Du coup, le processus se perpétue : les mêmes sujets, les mêmes idées sont ressassées ; la forme change (parfois), mais le fond reste inchangé (ou si peu). La volonté des auteurs n’est pas à remettre en cause : ils veulent bien sûr amener les managers à évoluer, à faire quelque chose à partir du savoir prodigué par le livre.
De leur côté, les managers continuent d’acheter ces livres, car même s’ils savent intuitivement que cette connaissance ne suffit pas, ils espèrent que cette fois-ci ils parviendront à transformer l’information en action, et réaliser les changements auxquels ils aspirent.

Pourtant, quelle que soit la qualité des contenus et de la pédagogie et quelle que soit la durée ou la fréquence des formations, celles-ci s’avèrent la plupart du temps inefficaces dès qu’il s’agit de générer des changements concrets et durables dans l’entreprise.

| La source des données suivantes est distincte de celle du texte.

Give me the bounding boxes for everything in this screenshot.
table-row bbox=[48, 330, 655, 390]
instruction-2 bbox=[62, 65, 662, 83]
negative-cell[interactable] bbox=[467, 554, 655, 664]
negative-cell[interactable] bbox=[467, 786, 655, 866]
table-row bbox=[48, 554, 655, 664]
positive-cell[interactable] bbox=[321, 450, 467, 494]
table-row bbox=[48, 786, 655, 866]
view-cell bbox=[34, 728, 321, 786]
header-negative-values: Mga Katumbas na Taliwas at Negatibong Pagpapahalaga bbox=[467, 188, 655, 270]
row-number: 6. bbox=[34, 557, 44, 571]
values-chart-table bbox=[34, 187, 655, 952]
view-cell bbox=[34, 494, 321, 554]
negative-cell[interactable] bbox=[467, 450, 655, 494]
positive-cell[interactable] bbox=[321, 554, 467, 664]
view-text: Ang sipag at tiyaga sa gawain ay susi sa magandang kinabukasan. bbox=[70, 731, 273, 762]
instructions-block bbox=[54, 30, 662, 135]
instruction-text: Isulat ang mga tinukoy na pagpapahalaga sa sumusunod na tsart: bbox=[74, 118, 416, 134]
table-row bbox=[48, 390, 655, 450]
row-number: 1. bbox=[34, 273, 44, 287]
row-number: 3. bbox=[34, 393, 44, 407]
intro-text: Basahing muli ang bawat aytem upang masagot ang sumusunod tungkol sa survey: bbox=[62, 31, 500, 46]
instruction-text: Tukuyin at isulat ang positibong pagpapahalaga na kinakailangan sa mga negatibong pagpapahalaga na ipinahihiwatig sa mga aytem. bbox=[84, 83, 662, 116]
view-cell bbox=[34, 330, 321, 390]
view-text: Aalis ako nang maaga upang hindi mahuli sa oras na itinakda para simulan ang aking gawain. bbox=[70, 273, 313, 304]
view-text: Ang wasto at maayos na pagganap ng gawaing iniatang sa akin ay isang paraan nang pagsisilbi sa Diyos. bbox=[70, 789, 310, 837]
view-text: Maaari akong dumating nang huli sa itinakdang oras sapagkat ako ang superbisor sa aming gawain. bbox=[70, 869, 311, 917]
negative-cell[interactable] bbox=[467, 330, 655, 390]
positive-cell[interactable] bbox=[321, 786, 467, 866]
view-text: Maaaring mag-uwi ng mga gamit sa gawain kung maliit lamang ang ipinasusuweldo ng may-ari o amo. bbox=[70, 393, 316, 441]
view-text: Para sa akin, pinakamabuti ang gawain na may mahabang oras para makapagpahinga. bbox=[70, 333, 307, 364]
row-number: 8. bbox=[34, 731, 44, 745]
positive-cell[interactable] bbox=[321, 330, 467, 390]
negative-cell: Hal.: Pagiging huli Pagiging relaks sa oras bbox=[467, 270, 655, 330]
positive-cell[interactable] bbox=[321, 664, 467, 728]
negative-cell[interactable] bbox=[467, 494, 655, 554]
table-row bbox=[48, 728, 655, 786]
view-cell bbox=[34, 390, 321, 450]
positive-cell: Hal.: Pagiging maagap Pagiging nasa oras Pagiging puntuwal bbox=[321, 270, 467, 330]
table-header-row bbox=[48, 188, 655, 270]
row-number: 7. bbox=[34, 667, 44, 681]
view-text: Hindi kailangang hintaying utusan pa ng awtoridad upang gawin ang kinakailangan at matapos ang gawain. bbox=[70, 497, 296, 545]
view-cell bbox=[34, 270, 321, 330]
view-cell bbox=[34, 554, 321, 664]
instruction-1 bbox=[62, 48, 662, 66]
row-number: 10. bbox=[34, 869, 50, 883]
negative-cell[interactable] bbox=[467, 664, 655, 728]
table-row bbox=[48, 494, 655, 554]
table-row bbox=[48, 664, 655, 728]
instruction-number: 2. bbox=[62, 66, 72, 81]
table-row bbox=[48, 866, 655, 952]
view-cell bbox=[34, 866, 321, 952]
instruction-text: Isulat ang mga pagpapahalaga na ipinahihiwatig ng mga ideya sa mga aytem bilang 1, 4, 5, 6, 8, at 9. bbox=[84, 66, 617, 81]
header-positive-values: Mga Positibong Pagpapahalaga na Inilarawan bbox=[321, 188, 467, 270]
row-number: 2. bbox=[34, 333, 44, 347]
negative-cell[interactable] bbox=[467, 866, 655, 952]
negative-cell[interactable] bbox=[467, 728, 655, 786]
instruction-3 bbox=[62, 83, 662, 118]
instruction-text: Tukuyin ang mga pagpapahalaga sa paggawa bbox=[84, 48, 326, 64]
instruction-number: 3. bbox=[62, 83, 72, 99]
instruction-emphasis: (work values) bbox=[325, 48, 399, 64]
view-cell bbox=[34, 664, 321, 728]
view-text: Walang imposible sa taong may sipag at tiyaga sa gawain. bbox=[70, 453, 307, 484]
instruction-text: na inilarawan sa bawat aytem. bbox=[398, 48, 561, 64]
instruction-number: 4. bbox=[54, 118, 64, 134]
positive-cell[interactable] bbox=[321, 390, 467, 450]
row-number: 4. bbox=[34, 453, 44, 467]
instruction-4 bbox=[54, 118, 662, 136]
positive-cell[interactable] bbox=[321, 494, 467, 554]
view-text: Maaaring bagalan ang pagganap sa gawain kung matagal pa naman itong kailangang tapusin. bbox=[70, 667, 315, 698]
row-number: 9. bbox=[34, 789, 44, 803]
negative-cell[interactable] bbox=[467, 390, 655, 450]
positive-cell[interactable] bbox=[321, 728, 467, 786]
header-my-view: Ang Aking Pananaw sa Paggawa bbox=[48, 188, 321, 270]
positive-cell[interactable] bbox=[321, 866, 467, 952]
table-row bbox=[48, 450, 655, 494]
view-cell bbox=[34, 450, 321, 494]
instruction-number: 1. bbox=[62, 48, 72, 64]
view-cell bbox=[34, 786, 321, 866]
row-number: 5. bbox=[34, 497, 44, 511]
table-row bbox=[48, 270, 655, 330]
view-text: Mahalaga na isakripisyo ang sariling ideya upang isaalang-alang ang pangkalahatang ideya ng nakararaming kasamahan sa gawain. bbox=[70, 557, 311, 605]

Ainsi, chaque année, des milliards d’euros sont dépensés en consultants, par des entreprises en quête de conseil. Mais ce conseil est rarement mis en application.

Un exemple, tiré du livre de Jeffrey Pfeffer et Robert I. Sutton “The knowing-Doing gap”, montre que “savoir” et “faire” sont des choses différentes :

Deux consultants d’une des plus importantes sociétés de consulting en management ont travaillé sur un projet pour une grande entreprise d’électricité en Amérique latine, qui souffrait de divers dysfonctionnements. Ils furent surpris de découvrir que
l’entreprise disposait déjà d’un document de 500 pages, datant de quatre ans, avec des plans complets et des recommandations, produit par une autre société de consulting engagée elle aussi pour résoudre ce problème.

Ils rapportèrent les faits suivants :

« Le vieux document était très bon. Il y avait des études de coûts, des résumés de systèmes qui avaient déjà fait leurs preuves dans d’autres entreprises industrielles et des échéanciers détaillés de mise en place.... Notre analyse était basée sur les mêmes éléments. L'information qui avait été fournie aux précédents consultants quatre ans auparavant étant fondamentalement identique, nos recommandations le furent également…
Le problème n'était pas l’analyse. C'était la mise en place. Bien qu’ayant identifié quelques nouveaux points à améliorer, le noyau de notre étude était presque une copie du vieux document.... Le client avait déjà l'information de base concernant ce
que nous lui recommandions ».


Alors je partage mon interrogation avec les membres de ce Hub, dans l’espoir de bénéficier de vos éclairages :
Vous êtes-vous déjà demandé pourquoi tant de formations, de consulting, et tant de livres et d'articles produisent si peu de changements dans la réalité des pratiques ?
Vous êtes-vous déjà demandé pourquoi ce peu de changement, quand il a lieu, se produit souvent avec une telle difficulté? Pourquoi donc, à la fin de tant de livres et conférences, les managers se sentent-ils si éclairés et sages, alors que ce qu’ils viennent d’apprendre restera lettre morte une fois de retour dans leur entreprise?